When San Francisco achieved success by saving all healthy dogs and cats city and countywide in the mid-1990s, shelter directors and large national organizations across the country complacent with the status quo and threatened by emerging No Kill success said it could only be done in an urban community, not a rural one because of what they claimed were antiquated views of animals and poverty. When No Kill was achieved in rural Tompkins County, NY at an open door animal control shelter (93% save rate), they said it could not be done in the South for similar reasons. When it was achieved in the South in Charlottesville, VA at an open door animal control shelter (92% save rate), they said it could not be done in developing communities that are seeing tremendous population growth and urban sprawl because of the influx of new people and animals. The developing success in Reno, Nevada (one of the fastest growing counties in one of the fastest growing states)-a more than 50% drop in killing and doubling of the adoption rate in less than one year-despite 16,000 dogs and cats entering the system annually disproves that, too.

Yet these cities have either achieved No Kill, are a whisper away from doing so, or have begun moving aggressively in that direction by implementing the programs and services of the No Kill Equation. And they are not the only ones. Building the capacity to save lives, after years of failing to do so, may take time, but that does not obviate the fact that shelter killing is a result of shelter practices and not “pet overpopulation.” Furthermore, the argument that success in the South is precluded by some peculiarity of lack of caring is not only wrong, elitist and mean-spirited; it is simply another example of excuse making. It ignores success in rural Tompkins County. It ignores tremendous success being experienced in Charlottesville, Virginia, a community in the South. It goes against a study by a South Mississippi humane society that found 69 percent of people with unsterilized pets would get them spayed/neutered if it was free, a fact which is not surprising for a state with some of the lowest per capita income levels in the United States.

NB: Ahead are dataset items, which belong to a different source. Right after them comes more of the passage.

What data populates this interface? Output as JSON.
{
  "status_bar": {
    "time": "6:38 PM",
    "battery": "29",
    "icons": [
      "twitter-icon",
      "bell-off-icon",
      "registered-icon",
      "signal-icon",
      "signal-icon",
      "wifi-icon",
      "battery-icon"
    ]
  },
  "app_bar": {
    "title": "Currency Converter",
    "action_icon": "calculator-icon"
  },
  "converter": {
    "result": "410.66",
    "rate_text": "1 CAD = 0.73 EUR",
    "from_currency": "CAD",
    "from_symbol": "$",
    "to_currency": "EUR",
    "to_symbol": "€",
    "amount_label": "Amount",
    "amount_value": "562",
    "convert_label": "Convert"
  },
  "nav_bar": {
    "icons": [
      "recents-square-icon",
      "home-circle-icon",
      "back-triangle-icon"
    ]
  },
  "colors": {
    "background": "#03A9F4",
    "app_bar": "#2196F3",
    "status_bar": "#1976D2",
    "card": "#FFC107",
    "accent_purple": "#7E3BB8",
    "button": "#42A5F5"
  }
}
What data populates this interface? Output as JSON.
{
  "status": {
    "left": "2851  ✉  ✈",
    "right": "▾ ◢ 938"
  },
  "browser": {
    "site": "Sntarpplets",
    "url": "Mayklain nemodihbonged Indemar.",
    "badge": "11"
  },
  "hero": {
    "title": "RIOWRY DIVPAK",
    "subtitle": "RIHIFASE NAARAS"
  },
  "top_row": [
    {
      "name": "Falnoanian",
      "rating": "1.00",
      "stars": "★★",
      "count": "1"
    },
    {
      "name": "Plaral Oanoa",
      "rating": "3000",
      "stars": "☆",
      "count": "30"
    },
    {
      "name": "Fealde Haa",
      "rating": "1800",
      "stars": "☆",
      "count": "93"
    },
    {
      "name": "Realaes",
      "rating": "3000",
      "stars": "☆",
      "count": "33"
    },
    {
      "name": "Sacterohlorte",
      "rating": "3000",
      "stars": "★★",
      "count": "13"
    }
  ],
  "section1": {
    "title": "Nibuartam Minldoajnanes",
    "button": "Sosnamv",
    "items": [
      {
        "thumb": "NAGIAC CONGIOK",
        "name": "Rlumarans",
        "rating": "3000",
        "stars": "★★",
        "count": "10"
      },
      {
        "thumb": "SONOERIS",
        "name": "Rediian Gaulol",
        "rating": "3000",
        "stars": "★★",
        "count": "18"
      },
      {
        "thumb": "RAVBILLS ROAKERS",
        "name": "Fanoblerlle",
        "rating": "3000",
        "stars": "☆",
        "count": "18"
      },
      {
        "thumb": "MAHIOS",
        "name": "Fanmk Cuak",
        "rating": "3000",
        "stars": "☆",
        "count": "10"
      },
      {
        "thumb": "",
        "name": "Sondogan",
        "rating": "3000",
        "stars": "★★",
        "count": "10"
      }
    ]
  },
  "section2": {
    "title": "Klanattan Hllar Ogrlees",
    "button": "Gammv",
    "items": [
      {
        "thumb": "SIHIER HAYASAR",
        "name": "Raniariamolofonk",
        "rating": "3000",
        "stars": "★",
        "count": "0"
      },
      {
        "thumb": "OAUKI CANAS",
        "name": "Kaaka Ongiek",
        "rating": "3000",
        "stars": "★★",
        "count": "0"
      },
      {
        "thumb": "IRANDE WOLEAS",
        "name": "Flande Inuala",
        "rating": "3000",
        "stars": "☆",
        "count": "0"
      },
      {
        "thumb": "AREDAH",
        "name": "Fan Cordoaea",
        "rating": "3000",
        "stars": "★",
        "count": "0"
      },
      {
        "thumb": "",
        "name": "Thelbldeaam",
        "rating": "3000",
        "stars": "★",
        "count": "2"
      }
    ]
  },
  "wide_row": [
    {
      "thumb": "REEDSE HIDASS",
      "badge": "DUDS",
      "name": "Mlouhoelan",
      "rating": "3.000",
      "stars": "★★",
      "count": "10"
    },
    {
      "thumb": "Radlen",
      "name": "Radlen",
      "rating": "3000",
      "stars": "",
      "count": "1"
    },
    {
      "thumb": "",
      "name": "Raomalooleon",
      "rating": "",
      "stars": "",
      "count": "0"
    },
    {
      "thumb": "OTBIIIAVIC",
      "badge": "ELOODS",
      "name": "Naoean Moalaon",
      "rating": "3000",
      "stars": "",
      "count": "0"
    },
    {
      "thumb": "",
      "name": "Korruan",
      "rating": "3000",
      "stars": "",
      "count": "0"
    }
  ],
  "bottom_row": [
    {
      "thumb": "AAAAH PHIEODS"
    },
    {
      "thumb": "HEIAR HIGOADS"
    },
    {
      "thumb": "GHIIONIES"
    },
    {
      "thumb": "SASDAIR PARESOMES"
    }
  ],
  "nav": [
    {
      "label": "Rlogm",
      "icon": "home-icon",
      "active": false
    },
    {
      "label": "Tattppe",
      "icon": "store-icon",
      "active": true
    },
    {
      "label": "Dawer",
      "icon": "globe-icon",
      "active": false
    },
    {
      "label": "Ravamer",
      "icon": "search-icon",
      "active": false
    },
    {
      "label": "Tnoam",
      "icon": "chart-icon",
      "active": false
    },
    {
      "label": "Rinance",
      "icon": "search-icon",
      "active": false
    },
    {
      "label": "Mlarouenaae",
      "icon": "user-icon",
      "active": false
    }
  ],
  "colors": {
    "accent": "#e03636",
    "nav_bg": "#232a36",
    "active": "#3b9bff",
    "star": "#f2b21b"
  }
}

That is ultimately why the question of public vs. private shelter, urban vs. rural, or South vs. North is not relevant. The only relevant inquiry is whether the shelters are staffed by truly compassionate staff who are working tirelessly to rigorously implement the programs and services that save lives. And that is why any argument that “every community is unique” or its residents are particularly-or peculiarly-”irresponsible” is simply excuse making. The only relevant inquiry is whether the shelters are rigorously implementing the only national model which has achieved success-The No Kill Equation.

The time has come for animal advocates to broaden their understanding of why animals are really being killed in shelters, to stop accepting the excuses which rationalize the killing, and to adjust their advocacy accordingly. The animal protection movement must find the moral courage to stand up not only to shelters directors who refuse to change the way their shelters operate and to national organizations which legitimize the killing, but also to the Naysayers in our midst who ignore facts (or else choose to remain willfully ignorant of them) and champion defeatism by repeating the “it can’t happen here” mantra which provides regressive shelter directors the political cover they need to continue killing.